The most disappointing finding in this trial was the rate of disseminated recurrence (22.1% at 3 years). Because the primary tumor, involved lobe, and regional failure rates were all low and metastases appeared fairly soon after SBRT, it might be assumed that many of these patients harbored occult tumors at diagnosis that went undetected by initial CT and PET staging. Given that the regional failure rate in the hilum and mediastinum was quite low (only 2 patients), adding pre-SBRT hilar or mediastinal pathological staging, as is commonly done in operable patients, would not likely have altered the rate of disseminated recurrence. Instead, these results would imply that either better whole-body staging to identify patients with occult metastatic disease, or effective adjuvant therapies to eradicate such disease are necessary to improve the outcomes.

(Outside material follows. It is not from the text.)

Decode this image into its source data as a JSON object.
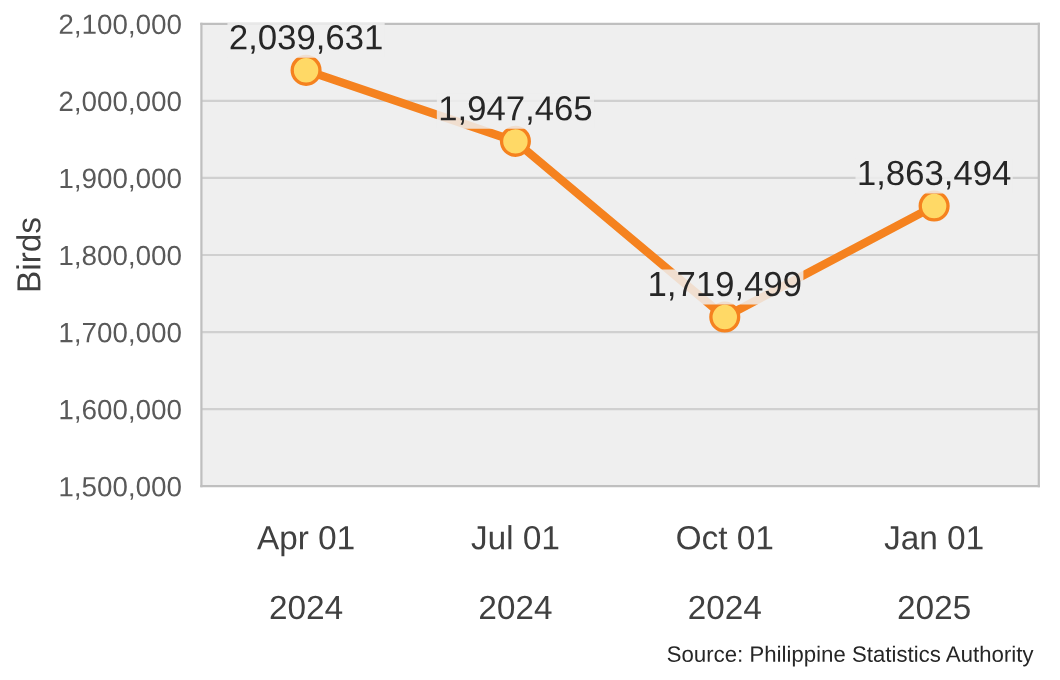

Because RTOG 0236 was the first North American cooperative group trial using SBRT, considerable effort was expended in developing the infrastructure to ensure consistent and high-quality treatment across all enrolling centers. The products of these interactions were the compliance criteria, the accreditation and credentialing criteria, the quality assurance assessment criteria and mechanisms, and the data collection and monitoring program all specific to SBRT.²⁰ This infrastructure greatly facilitated the high compliance observed for this protocol and will eventually allow evaluation of relationships between dosimetry, compliance, and adverse events with longer follow-up (more events) from completed trials.

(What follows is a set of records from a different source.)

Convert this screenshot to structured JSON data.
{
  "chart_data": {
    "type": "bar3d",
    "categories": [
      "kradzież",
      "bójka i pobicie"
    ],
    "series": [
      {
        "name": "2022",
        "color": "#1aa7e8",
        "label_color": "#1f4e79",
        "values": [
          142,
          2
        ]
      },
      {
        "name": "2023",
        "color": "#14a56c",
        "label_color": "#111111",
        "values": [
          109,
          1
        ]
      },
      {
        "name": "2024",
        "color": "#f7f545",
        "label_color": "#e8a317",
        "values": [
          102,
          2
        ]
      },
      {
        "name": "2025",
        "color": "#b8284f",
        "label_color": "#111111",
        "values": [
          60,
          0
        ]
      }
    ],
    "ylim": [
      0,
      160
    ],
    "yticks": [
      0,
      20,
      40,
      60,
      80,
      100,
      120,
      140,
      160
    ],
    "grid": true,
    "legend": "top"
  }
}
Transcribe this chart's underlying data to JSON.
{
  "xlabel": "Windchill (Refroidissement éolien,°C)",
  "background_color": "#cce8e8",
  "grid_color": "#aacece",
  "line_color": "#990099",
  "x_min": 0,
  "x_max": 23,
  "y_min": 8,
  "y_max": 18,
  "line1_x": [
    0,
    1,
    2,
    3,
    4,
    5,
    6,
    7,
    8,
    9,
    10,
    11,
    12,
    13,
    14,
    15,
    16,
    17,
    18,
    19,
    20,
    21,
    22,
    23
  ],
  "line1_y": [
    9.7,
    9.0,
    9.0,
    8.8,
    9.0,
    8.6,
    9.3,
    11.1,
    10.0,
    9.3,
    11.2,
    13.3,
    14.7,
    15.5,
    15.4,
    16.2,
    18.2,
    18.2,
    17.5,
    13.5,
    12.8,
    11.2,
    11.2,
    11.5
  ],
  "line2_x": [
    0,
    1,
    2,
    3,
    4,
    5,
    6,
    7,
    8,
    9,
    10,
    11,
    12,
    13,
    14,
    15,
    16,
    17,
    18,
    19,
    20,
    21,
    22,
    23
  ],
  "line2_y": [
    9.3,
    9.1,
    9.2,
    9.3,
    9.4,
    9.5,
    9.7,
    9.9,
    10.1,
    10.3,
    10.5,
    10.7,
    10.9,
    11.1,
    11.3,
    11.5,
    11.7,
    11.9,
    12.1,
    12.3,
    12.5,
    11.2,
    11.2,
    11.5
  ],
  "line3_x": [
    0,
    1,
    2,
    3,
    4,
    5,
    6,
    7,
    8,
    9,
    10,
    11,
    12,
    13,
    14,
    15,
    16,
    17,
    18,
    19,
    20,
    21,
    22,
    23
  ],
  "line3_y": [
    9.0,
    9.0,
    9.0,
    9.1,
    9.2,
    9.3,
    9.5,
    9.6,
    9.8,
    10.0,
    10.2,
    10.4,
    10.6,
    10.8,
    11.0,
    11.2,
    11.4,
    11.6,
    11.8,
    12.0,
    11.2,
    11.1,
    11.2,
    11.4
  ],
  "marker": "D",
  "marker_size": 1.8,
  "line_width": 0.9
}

The RTOG 0236 trial was limited largely by the patient population's ability to undergo invasive procedures. Even the initial biopsy required to confirm malignancy for eligibility was potentially threatening to this frail population. Importantly, the trial did not require and seldom used invasive pathological staging and histological confirmation of recurrence. Rather, noninvasive tests like CT and PET were used; both of which are associated with accuracy problems. Control was consistently evaluated by diagnostic CT scan, but PET was only used if the CT scan showed progressive changes. Collectively, these staging and evaluation methods make this experience difficult to compare with the results after surgical management of healthier patients in which both invasive staging and histological confirmation of recurrence is more common.

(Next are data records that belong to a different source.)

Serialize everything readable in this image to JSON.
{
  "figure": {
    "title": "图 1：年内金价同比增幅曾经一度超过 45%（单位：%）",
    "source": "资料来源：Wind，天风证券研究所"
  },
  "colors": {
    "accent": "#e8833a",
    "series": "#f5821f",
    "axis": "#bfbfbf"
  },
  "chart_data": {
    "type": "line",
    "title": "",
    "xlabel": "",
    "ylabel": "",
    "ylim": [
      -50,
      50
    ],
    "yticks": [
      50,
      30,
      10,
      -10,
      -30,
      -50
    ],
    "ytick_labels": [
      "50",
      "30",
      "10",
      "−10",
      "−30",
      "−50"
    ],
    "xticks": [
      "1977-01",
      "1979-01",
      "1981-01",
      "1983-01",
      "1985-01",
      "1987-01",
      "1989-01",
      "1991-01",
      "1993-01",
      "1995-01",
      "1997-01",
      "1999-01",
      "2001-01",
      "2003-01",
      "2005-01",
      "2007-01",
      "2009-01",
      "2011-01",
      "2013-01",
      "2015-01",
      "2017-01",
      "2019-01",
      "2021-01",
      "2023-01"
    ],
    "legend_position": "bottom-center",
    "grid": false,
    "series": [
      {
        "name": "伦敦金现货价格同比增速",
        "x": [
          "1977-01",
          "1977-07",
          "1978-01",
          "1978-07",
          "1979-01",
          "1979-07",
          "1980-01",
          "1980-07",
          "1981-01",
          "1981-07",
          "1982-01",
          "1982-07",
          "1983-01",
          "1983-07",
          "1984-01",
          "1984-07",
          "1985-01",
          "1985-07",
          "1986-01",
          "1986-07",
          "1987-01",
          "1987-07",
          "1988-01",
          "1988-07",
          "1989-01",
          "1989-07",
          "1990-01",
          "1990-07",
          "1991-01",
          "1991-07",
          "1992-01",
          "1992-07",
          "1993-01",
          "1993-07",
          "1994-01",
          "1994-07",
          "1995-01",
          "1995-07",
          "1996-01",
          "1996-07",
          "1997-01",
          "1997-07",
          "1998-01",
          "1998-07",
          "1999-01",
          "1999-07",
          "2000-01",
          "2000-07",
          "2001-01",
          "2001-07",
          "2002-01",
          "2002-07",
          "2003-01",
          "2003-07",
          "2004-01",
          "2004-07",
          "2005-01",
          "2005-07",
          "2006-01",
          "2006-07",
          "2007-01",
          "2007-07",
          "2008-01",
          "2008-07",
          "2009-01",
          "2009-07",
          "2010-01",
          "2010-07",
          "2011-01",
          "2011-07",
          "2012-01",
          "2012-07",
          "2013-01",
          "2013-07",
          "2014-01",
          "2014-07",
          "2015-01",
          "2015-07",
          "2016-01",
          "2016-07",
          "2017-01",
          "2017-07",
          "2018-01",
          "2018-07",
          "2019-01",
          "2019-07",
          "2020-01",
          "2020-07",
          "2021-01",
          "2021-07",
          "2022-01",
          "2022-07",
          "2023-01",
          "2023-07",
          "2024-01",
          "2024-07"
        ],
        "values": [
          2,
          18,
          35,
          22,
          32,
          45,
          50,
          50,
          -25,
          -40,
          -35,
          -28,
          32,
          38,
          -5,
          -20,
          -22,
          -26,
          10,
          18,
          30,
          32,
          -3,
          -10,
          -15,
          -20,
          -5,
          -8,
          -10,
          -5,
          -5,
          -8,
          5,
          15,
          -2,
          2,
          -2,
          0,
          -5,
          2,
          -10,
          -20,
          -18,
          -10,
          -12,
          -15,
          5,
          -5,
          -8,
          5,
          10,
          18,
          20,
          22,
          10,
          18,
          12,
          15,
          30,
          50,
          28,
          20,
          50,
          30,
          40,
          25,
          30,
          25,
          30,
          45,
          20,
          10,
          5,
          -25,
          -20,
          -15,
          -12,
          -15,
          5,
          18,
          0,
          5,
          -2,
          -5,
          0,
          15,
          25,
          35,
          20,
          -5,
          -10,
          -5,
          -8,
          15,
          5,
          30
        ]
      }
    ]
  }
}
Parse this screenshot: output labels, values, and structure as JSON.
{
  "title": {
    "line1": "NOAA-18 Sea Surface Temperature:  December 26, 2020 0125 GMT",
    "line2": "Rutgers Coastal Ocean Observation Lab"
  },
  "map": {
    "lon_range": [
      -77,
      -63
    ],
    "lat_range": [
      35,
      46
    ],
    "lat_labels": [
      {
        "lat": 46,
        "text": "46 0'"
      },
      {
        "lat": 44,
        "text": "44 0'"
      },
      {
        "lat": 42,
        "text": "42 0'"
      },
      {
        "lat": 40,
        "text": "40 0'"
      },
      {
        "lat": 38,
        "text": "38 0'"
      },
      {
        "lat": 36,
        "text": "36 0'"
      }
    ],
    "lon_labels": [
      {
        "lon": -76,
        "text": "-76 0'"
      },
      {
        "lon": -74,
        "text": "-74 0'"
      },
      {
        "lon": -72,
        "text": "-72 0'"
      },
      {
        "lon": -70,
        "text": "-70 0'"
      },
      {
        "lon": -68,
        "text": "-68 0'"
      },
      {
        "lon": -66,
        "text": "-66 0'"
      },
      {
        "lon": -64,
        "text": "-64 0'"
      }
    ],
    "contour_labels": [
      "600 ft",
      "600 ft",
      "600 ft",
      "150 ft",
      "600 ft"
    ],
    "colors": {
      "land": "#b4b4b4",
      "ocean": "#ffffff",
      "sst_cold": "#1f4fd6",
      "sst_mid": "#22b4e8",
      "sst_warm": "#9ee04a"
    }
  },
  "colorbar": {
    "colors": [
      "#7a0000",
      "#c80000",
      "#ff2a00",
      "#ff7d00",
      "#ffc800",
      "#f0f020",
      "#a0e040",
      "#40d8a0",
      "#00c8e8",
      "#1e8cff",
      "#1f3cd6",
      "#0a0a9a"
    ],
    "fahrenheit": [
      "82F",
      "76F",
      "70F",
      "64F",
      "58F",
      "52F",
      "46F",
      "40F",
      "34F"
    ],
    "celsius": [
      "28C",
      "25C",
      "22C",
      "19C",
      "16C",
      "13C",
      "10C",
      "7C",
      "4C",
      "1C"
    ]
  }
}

The RTOG 0236 trial demonstrated that technologically intensive treatments like SBRT can be performed in a cooperative group so long as the proper infrastructure and support are put in place. The RTOG will be building on RTOG 0236 to (1) design a trial to address the rather high rate of disseminated failure observed after treatment, (2) complete a trial to determine a safe and effective dose for central lung tumors (RTOG 0813), and (3) complete a trial to refine the dose of SBRT for peripheral tumors (RTOG 0915).